(Citation: Barusch, Amanda S. (2009) ‘From the Editor: Is There Room for the Self in Research?’, Journal of Gerontological Social Work, 52: 7, 651 — 652.)
Social work practitioners are well-versed in the effective use of self. Critical self-reflection is a key skill. Yet in research the self seems to get in the way. This sets up a peculiar dissonance – one that reinforces the pernicious gap between research and practice.
In a traditional, positivist paradigm the self is not seen as an asset or a tool, but as a source of error or bias. In pursuit of objectivity, we seek to minimize intrusion from the self through ritualized data collection procedures and rigorous criteria for hypothesis testing. We teach staff on our research projects to differentiate between clinical assessment and research interviews, reminding them that they are there to observe, but not to change the respondent’s situation.

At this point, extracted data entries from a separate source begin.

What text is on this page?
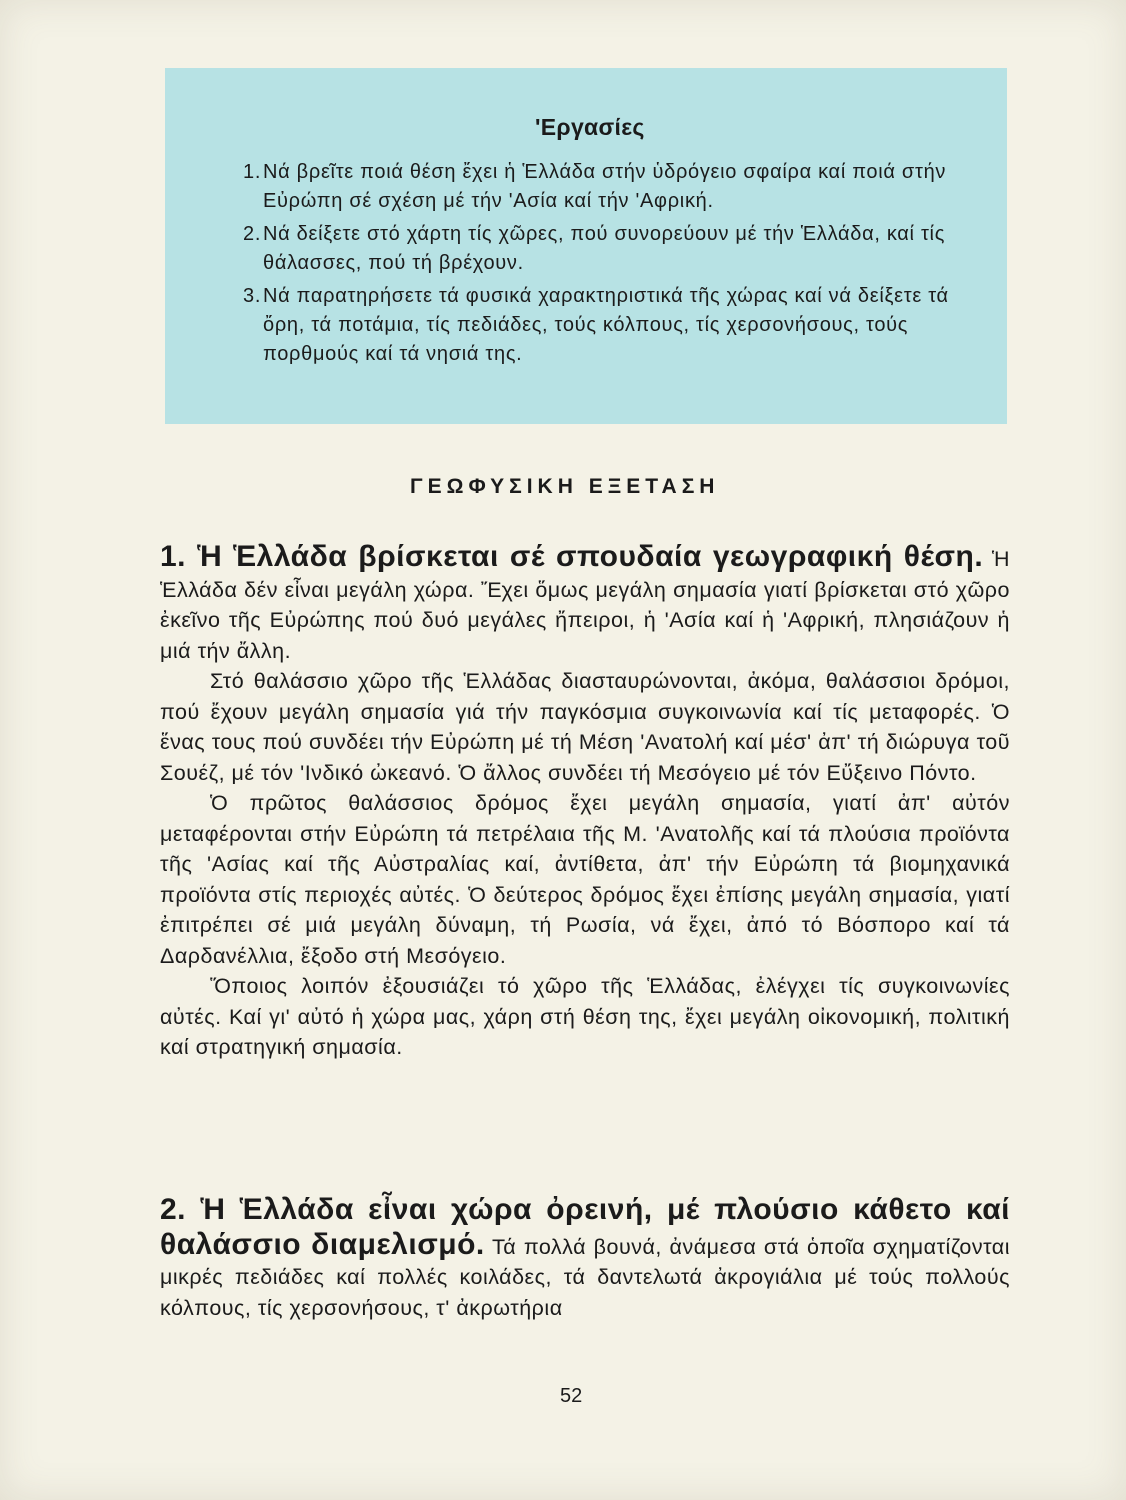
'Εργασίες
1. Νά βρεῖτε ποιά θέση ἔχει ἡ Ἑλλάδα στήν ὑδρόγειο σφαίρα καί ποιά στήν Εὐρώπη σέ σχέση μέ τήν 'Ασία καί τήν 'Αφρική.
2. Νά δείξετε στό χάρτη τίς χῶρες, πού συνορεύουν μέ τήν Ἑλλάδα, καί τίς θάλασσες, πού τή βρέχουν.
3. Νά παρατηρήσετε τά φυσικά χαρακτηριστικά τῆς χώρας καί νά δείξετε τά ὄρη, τά ποτάμια, τίς πεδιάδες, τούς κόλπους, τίς χερσονήσους, τούς πορθμούς καί τά νησιά της.
ΓΕΩΦΥΣΙΚΗ ΕΞΕΤΑΣΗ

1. Ἡ Ἑλλάδα βρίσκεται σέ σπουδαία γεωγραφική θέση. Ἡ Ἑλλάδα δέν εἶναι μεγάλη χώρα. Ἔχει ὅμως μεγάλη σημασία γιατί βρίσκεται στό χῶρο ἐκεῖνο τῆς Εὐρώπης πού δυό μεγάλες ἤπειροι, ἡ 'Ασία καί ἡ 'Αφρική, πλησιάζουν ἡ μιά τήν ἄλλη.

Στό θαλάσσιο χῶρο τῆς Ἑλλάδας διασταυρώνονται, ἀκόμα, θαλάσσιοι δρόμοι, πού ἔχουν μεγάλη σημασία γιά τήν παγκόσμια συγκοινωνία καί τίς μεταφορές. Ὁ ἕνας τους πού συνδέει τήν Εὐρώπη μέ τή Μέση 'Ανατολή καί μέσ' ἀπ' τή διώρυγα τοῦ Σουέζ, μέ τόν 'Ινδικό ὠκεανό. Ὁ ἄλλος συνδέει τή Μεσόγειο μέ τόν Εὔξεινο Πόντο.

Ὁ πρῶτος θαλάσσιος δρόμος ἔχει μεγάλη σημασία, γιατί ἀπ' αὐτόν μεταφέρονται στήν Εὐρώπη τά πετρέλαια τῆς Μ. 'Ανατολῆς καί τά πλούσια προϊόντα τῆς 'Ασίας καί τῆς Αὐστραλίας καί, ἀντίθετα, ἀπ' τήν Εὐρώπη τά βιομηχανικά προϊόντα στίς περιοχές αὐτές. Ὁ δεύτερος δρόμος ἔχει ἐπίσης μεγάλη σημασία, γιατί ἐπιτρέπει σέ μιά μεγάλη δύναμη, τή Ρωσία, νά ἔχει, ἀπό τό Βόσπορο καί τά Δαρδανέλλια, ἔξοδο στή Μεσόγειο.

Ὅποιος λοιπόν ἐξουσιάζει τό χῶρο τῆς Ἑλλάδας, ἐλέγχει τίς συγκοινωνίες αὐτές. Καί γι' αὐτό ἡ χώρα μας, χάρη στή θέση της, ἔχει μεγάλη οἰκονομική, πολιτική καί στρατηγική σημασία.

2. Ἡ Ἑλλάδα εἶναι χώρα ὀρεινή, μέ πλούσιο κάθετο καί θαλάσσιο διαμελισμό. Τά πολλά βουνά, ἀνάμεσα στά ὁποῖα σχηματίζονται μικρές πεδιάδες καί πολλές κοιλάδες, τά δαντελωτά ἀκρογιάλια μέ τούς πολλούς κόλπους, τίς χερσονήσους, τ' ἀκρωτήρια

52
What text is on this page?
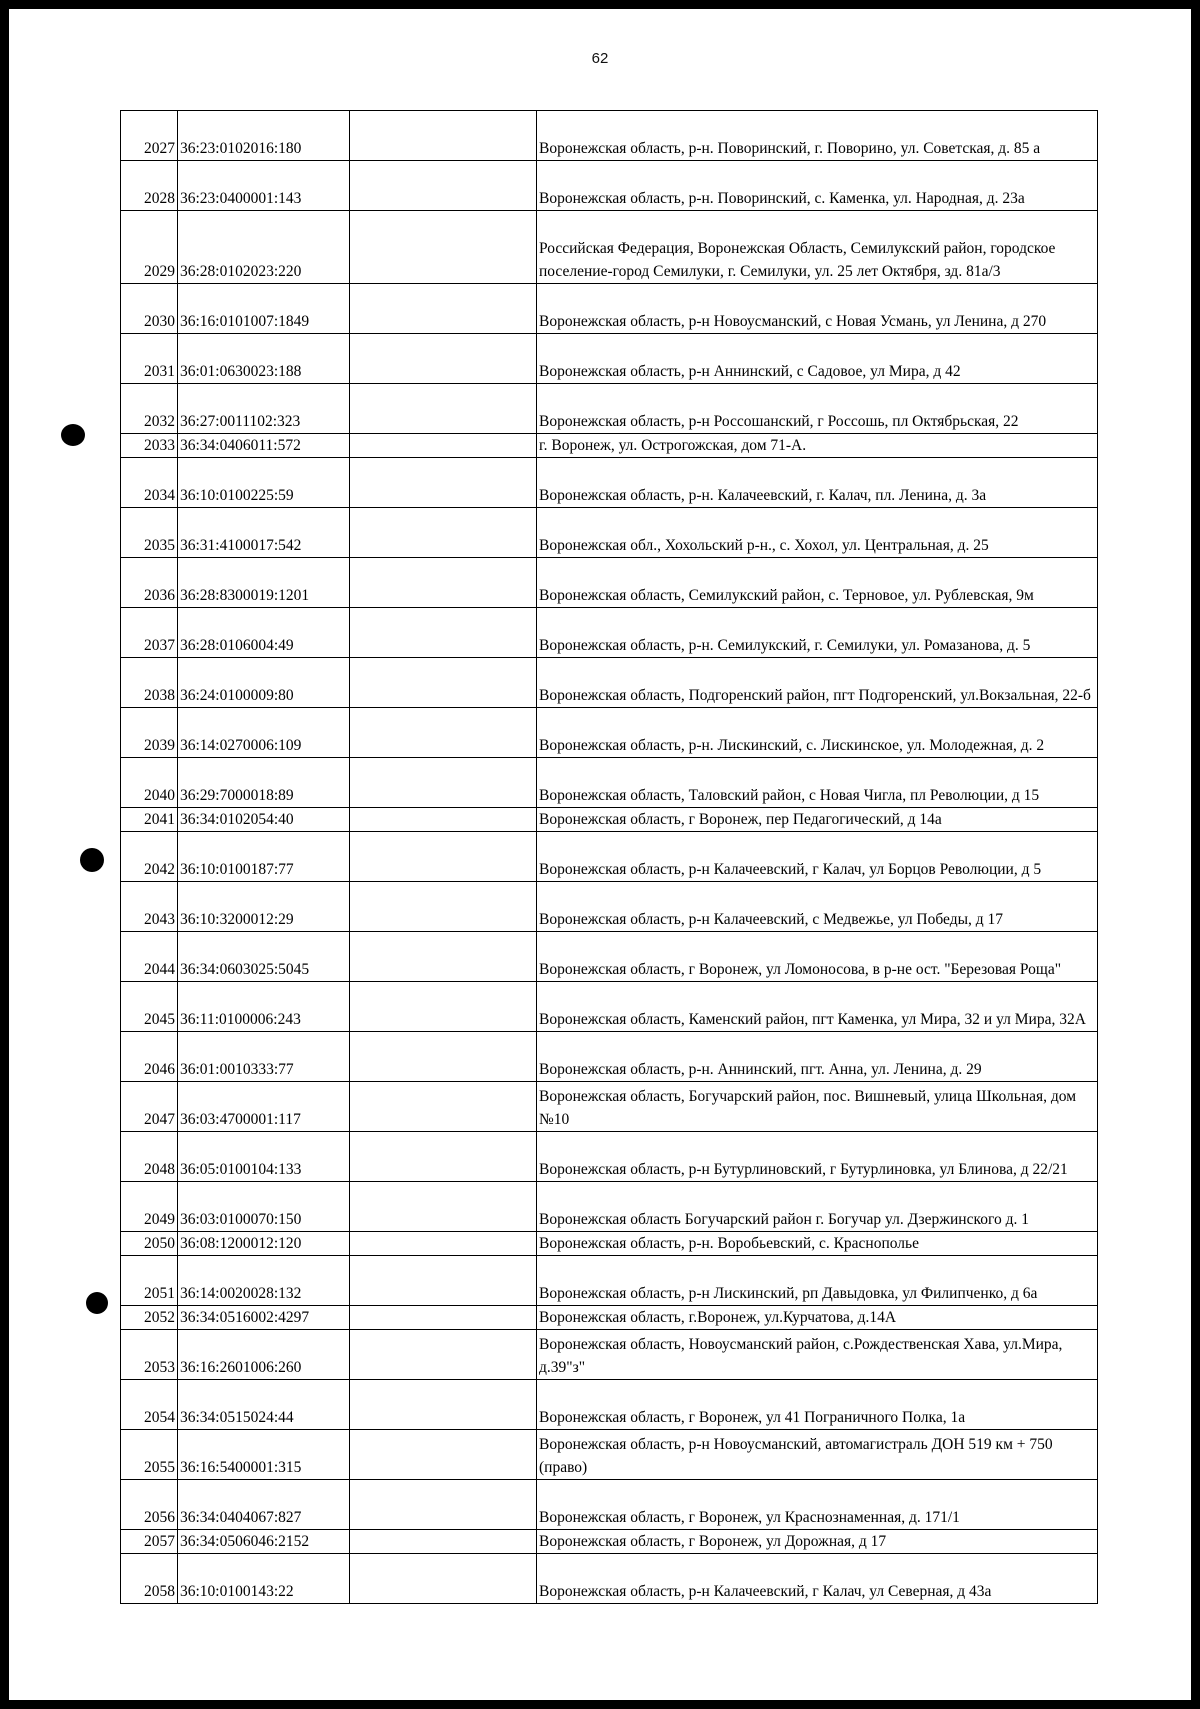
62
2027	36:23:0102016:180		Воронежская область, р-н. Поворинский, г. Поворино, ул. Советская, д. 85 а
2028	36:23:0400001:143		Воронежская область, р-н. Поворинский, с. Каменка, ул. Народная, д. 23а
2029	36:28:0102023:220		Российская Федерация, Воронежская Область, Семилукский район, городское поселение-город Семилуки, г. Семилуки, ул. 25 лет Октября, зд. 81а/3
2030	36:16:0101007:1849		Воронежская область, р-н Новоусманский, с Новая Усмань, ул Ленина, д 270
2031	36:01:0630023:188		Воронежская область, р-н Аннинский, с Садовое, ул Мира, д 42
2032	36:27:0011102:323		Воронежская область, р-н Россошанский, г Россошь, пл Октябрьская, 22
2033	36:34:0406011:572		г. Воронеж, ул. Острогожская, дом 71-А.
2034	36:10:0100225:59		Воронежская область, р-н. Калачеевский, г. Калач, пл. Ленина, д. 3а
2035	36:31:4100017:542		Воронежская обл., Хохольский р-н., с. Хохол, ул. Центральная, д. 25
2036	36:28:8300019:1201		Воронежская область, Семилукский район, с. Терновое, ул. Рублевская, 9м
2037	36:28:0106004:49		Воронежская область, р-н. Семилукский, г. Семилуки, ул. Ромазанова, д. 5
2038	36:24:0100009:80		Воронежская область, Подгоренский район, пгт Подгоренский, ул.Вокзальная, 22-б
2039	36:14:0270006:109		Воронежская область, р-н. Лискинский, с. Лискинское, ул. Молодежная, д. 2
2040	36:29:7000018:89		Воронежская область, Таловский район, с Новая Чигла, пл Революции, д 15
2041	36:34:0102054:40		Воронежская область, г Воронеж, пер Педагогический, д 14а
2042	36:10:0100187:77		Воронежская область, р-н Калачеевский, г Калач, ул Борцов Революции, д 5
2043	36:10:3200012:29		Воронежская область, р-н Калачеевский, с Медвежье, ул Победы, д 17
2044	36:34:0603025:5045		Воронежская область, г Воронеж, ул Ломоносова, в р-не ост. "Березовая Роща"
2045	36:11:0100006:243		Воронежская область, Каменский район, пгт Каменка, ул Мира, 32 и ул Мира, 32А
2046	36:01:0010333:77		Воронежская область, р-н. Аннинский, пгт. Анна, ул. Ленина, д. 29
2047	36:03:4700001:117		Воронежская область, Богучарский район, пос. Вишневый, улица Школьная, дом №10
2048	36:05:0100104:133		Воронежская область, р-н Бутурлиновский, г Бутурлиновка, ул Блинова, д 22/21
2049	36:03:0100070:150		Воронежская область Богучарский район г. Богучар ул. Дзержинского д. 1
2050	36:08:1200012:120		Воронежская область, р-н. Воробьевский, с. Краснополье
2051	36:14:0020028:132		Воронежская область, р-н Лискинский, рп Давыдовка, ул Филипченко, д 6а
2052	36:34:0516002:4297		Воронежская область, г.Воронеж, ул.Курчатова, д.14А
2053	36:16:2601006:260		Воронежская область, Новоусманский район, с.Рождественская Хава, ул.Мира, д.39"з"
2054	36:34:0515024:44		Воронежская область, г Воронеж, ул 41 Пограничного Полка, 1а
2055	36:16:5400001:315		Воронежская область, р-н Новоусманский, автомагистраль ДОН 519 км + 750 (право)
2056	36:34:0404067:827		Воронежская область, г Воронеж, ул Краснознаменная, д. 171/1
2057	36:34:0506046:2152		Воронежская область, г Воронеж, ул Дорожная, д 17
2058	36:10:0100143:22		Воронежская область, р-н Калачеевский, г Калач, ул Северная, д 43а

This presents a difficult dilemma, especially when our interviewers are social work students. I experienced this during a pilot study of older adults coping with depression. Social work students that I hired as interviewers encountered people living in unbearable circumstances, some of them asking quite directly for help. Carefully drawn-out research plans collided head-on with our professional mandate to alleviate suffering. I could not advise my students to remember their research training, collect their data, and walk away “like a thief in the night.” (Kieger, 1991) Instead, we devised an approach that allowed first for completion of the standardized instruments, then for a direct conversation about what hurt and what resources might be available to help. I imagine other researchers have worked through similar processes.